- Corporate body
Layers in the Landscape (Haenau yn y Tirwedd) was an interdisciplinary project conceived and co-ordinated by Erin Kavanagh, an archaeologist and geomythologist based near Lampeter. The project took an interpretation of deep mapping that had been developed in the work of Mike Pearson, Michael Shanks and Cliff McLucas - who regarded a deep map as both a process and a product, juxtaposing and combining disparate spatial narratives within a single, multi-faceted platform - and applied this approach to the submerged landscape of Cardigan Bay, and in particular the submerged forest at Borth. Participants in the project came from the fields of philology, art, storytelling, folk music, film, geology and archaeology, working together under the umbrella of geomythology, which is the study of landscape and story. The aim was to address the need for integrated science/art communication without hierarchy, speaking to the universal through the particular.

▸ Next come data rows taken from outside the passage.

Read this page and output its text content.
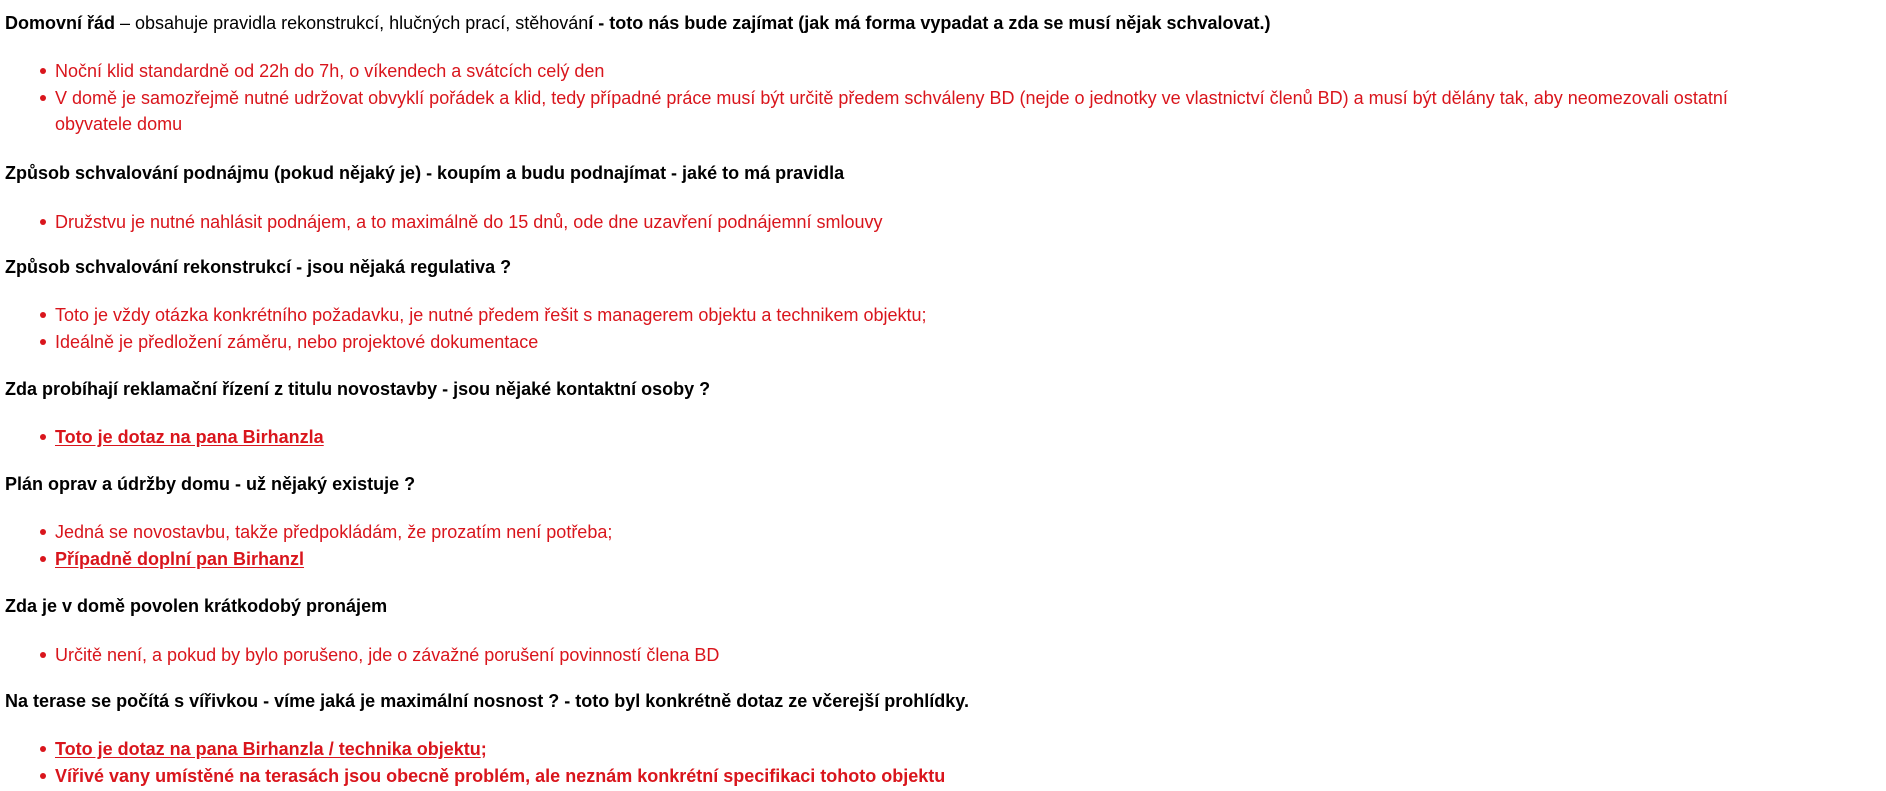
Domovní řád – obsahuje pravidla rekonstrukcí, hlučných prací, stěhování - toto nás bude zajímat (jak má forma vypadat a zda se musí nějak schvalovat.)
Noční klid standardně od 22h do 7h, o víkendech a svátcích celý den
V domě je samozřejmě nutné udržovat obvyklí pořádek a klid, tedy případné práce musí být určitě předem schváleny BD (nejde o jednotky ve vlastnictví členů BD) a musí být dělány tak, aby neomezovali ostatní
obyvatele domu
Způsob schvalování podnájmu (pokud nějaký je) - koupím a budu podnajímat - jaké to má pravidla
Družstvu je nutné nahlásit podnájem, a to maximálně do 15 dnů, ode dne uzavření podnájemní smlouvy
Způsob schvalování rekonstrukcí - jsou nějaká regulativa ?
Toto je vždy otázka konkrétního požadavku, je nutné předem řešit s managerem objektu a technikem objektu;
Ideálně je předložení záměru, nebo projektové dokumentace
Zda probíhají reklamační řízení z titulu novostavby - jsou nějaké kontaktní osoby ?
Toto je dotaz na pana Birhanzla
Plán oprav a údržby domu - už nějaký existuje ?
Jedná se novostavbu, takže předpokládám, že prozatím není potřeba;
Případně doplní pan Birhanzl
Zda je v domě povolen krátkodobý pronájem
Určitě není, a pokud by bylo porušeno, jde o závažné porušení povinností člena BD
Na terase se počítá s vířivkou - víme jaká je maximální nosnost ? - toto byl konkrétně dotaz ze včerejší prohlídky.
Toto je dotaz na pana Birhanzla / technika objektu;
Vířivé vany umístěné na terasách jsou obecně problém, ale neznám konkrétní specifikaci tohoto objektu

This theory was tested out by taking the idea on the road to different cultures, age groups, languages and environments, most notably in multimedia bilingual exhibitions ('Layers in Lampeter' at UWTSD Lampeter and 'Borth's lost legends' at Borth Station Museum) as well as in art galleries, museums, schools, colleges and community venues in fourteen countries. After Erin Kavanagh relinquished her active role in the project, it continued to be used in the teaching of deep mapping theory and practice across the world.